The bacterium escapes destruction by pepsin and acid and colonizes stomach and duodenum thus compromising their lining and exposes them to acid. According to Lehne (2013), acid causes ulcers by directly injuring the gastrointestinal mucosa cells and then indirectly activating pepsin. Pepsin is a proteolytic enzyme found in gastric juice. Lehne (2013) warns that just like gastric acid, pepsin can damage unprotected duodenum mucosa and gastric cells. The presence of helicobacter pylori also causes ulcers by exposing an individual to zollinger-ellison syndrome. This is the main disorder in which excessive secretion of acid alone causes ulcers. According to Lehne (2013), zollinger-ellison syndrome results from tumor which secretes gastrin, a hormone that stimulates production of gastric acid. The acid is produced in large quantity thus making it overwhelm mucosal defense. Nonetheless, Zollinger-Ellison causes less than 0.1 percent of duodenal ulcers. Essentially, damage of stomach and duodenum lining exposes these body parts to a number of conditions.
Conclusion
Helicobacter pylori reside in the body for a long time because it can survive in acidic conditions. The bacterium causes ulcers by weakening duodenum and stomach lining thus exposing them to gastric juices.
References
Kusters, J. G., van Vliet, A. H., & Kuipers, E. J. (2006). Pathogenesis of Helicobacter pylori infection. Clinical Microbiology Reviews, 19(3), 449-490.
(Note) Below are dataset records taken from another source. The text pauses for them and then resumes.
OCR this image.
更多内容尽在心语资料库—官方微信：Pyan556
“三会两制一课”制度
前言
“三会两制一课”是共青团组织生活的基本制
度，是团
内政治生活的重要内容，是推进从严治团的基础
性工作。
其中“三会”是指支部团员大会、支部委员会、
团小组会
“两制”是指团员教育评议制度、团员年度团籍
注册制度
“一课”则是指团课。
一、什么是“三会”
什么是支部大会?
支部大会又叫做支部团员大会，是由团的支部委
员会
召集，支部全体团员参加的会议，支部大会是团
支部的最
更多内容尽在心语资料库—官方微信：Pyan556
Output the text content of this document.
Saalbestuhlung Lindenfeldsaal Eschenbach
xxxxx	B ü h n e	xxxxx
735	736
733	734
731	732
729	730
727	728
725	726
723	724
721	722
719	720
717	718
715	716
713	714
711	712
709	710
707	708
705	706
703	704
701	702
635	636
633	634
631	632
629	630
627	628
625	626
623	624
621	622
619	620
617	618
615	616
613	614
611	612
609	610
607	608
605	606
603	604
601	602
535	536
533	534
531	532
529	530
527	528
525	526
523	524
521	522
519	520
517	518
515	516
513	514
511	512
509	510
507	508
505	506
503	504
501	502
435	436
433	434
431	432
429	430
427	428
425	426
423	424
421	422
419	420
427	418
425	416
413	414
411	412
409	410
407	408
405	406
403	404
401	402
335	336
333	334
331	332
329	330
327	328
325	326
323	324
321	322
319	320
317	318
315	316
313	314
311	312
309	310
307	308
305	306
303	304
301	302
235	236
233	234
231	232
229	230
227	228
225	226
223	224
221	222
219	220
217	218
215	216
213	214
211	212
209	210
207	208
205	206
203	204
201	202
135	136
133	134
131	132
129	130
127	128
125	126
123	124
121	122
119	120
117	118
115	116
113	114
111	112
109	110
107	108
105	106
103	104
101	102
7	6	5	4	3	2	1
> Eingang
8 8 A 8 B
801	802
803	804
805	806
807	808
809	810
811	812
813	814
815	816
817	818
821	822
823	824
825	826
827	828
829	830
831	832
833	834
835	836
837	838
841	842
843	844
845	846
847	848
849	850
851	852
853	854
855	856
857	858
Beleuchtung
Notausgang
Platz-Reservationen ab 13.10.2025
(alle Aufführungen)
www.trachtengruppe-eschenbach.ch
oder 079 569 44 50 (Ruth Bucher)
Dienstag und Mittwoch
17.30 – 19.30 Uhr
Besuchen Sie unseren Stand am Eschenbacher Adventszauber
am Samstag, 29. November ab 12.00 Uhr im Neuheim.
Lehne, R. A. (2013). Pharmacology for nursing care. St. Louis, Mo: Elsevier/Saunders.
Price, P., & Frey, K. B. (2003). Microbiology for surgical technologists. Australia: Thomson/Delmar Learning.
Stoker, H. S. (2013). General, organic, and biological chemistry. Australia: Brooks/Cole Cengage Learning.
Sutton, P., & Mitchell, H. M. (2010). Helicobacter pylori in the 21st Century. Wallingford, Oxfordshire, U.K: CAB International.
Whitney, E. N., & Rolfes, S. R. (2008). Understanding nutrition. Belmont, CA: Thomson/Wadsworth.